When you started looking for your first investors, how did you go about pitching to them?

I didn't really do that until some of my bigger shows like The Toxic Avenger, Hair, or Yank, because I was funding productions myself. I know they say never put your own money into a show, but watch Dragon's Den and see how many of those people running a business would fund their own idea. For me, it ticked along and people notice you're doing well on the fringe.

A lot of people start working with producing houses and work their way up, but I wanted to be an independent producer. I built the backbone of a brand by producing a high volume of high-quality musicals. So now when I sell myself, it's all about the show, but it's equally backed by my experience. If you're not born into a pool of millionaires who will invest in you, it's a waiting game; you have to start building a network of people.

As the business grows and you look to work on bigger productions, will you still be working on Fringe shows?

I'm already oscillating between raising £500,000+ for national tours like The Addams Family and Hair, and working at smaller venues like Southwark Playhouse or the Hope Mill Theatre. The long-term aim is to have enough commercial success, I'll be able to commission and develop new musicals, and take a risk on developing new talent. If I'm raising millions in a few years, it will be used to champion that work. The fringe will always be in my heart.

It's much rarer to see a new musical open in the West End than we see across the pond on Broadway. Why do you think that is, and what could we do differently here in Britain?

New plays get backing from theatres like the National, the Young Vic, the Royal Court, the Old Vic, and the Hampstead Theatre which all develop playwrights and could transfer their plays to the West End, but we haven't had that same investment in musicals. We're playing catch up; the subsidised sector isn't seeking musical theatre development in the volume it should be doing. It's starting to pick up at venues like Chichester, Leicester Curve, and the Old Vic, but it's one musical every year or two, and tonnes and tonnes of plays.
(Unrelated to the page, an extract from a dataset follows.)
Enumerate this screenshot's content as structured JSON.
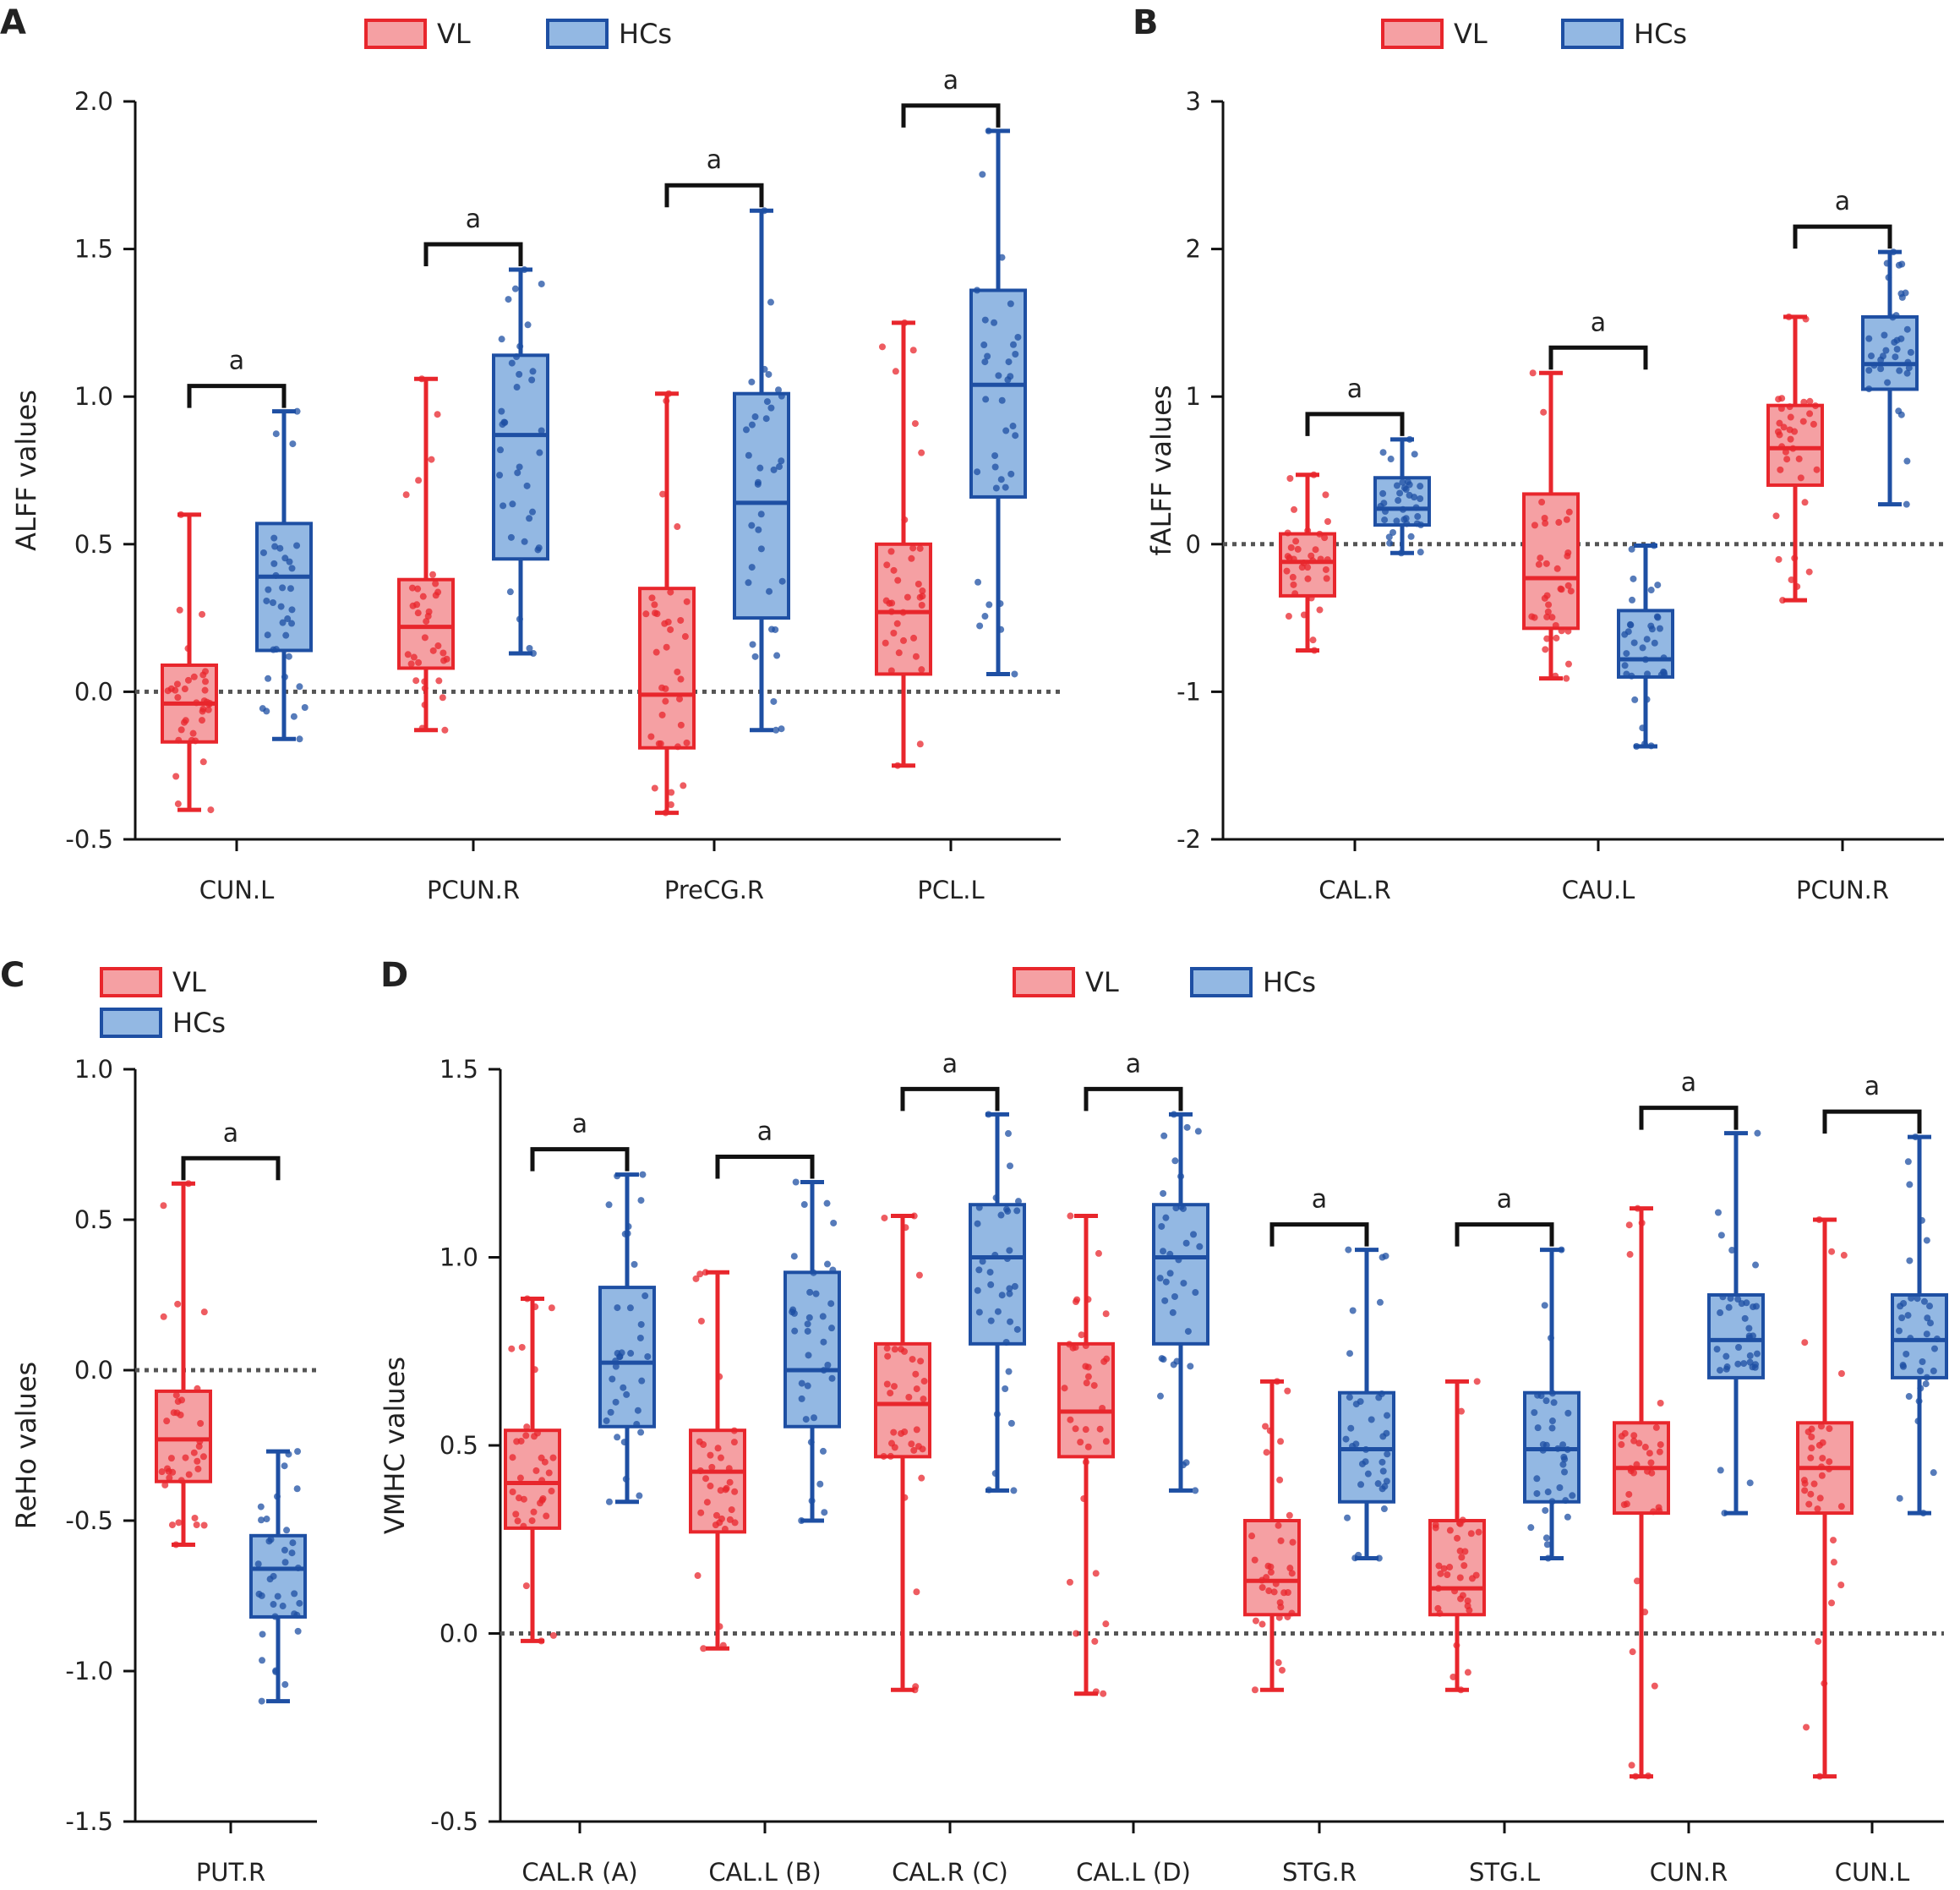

We need to realise that a show could be like Phantom of the Opera, really take off and run for 30 years, but there's a whole other form to what a musical can be on the smaller scales. That could take a long time.

You've played your part in changing that with From Page to Stage, where you showcase new musicals in development. What have some of your biggest successes been there?

When we started it six years ago, it wasn't commercially-driven, so it's difficult because people will compare success against something like Everybody's Talking About Jamie. But we've given a platform to over 100 artists who are now being commissioned all across the country and shows picked up all across the world.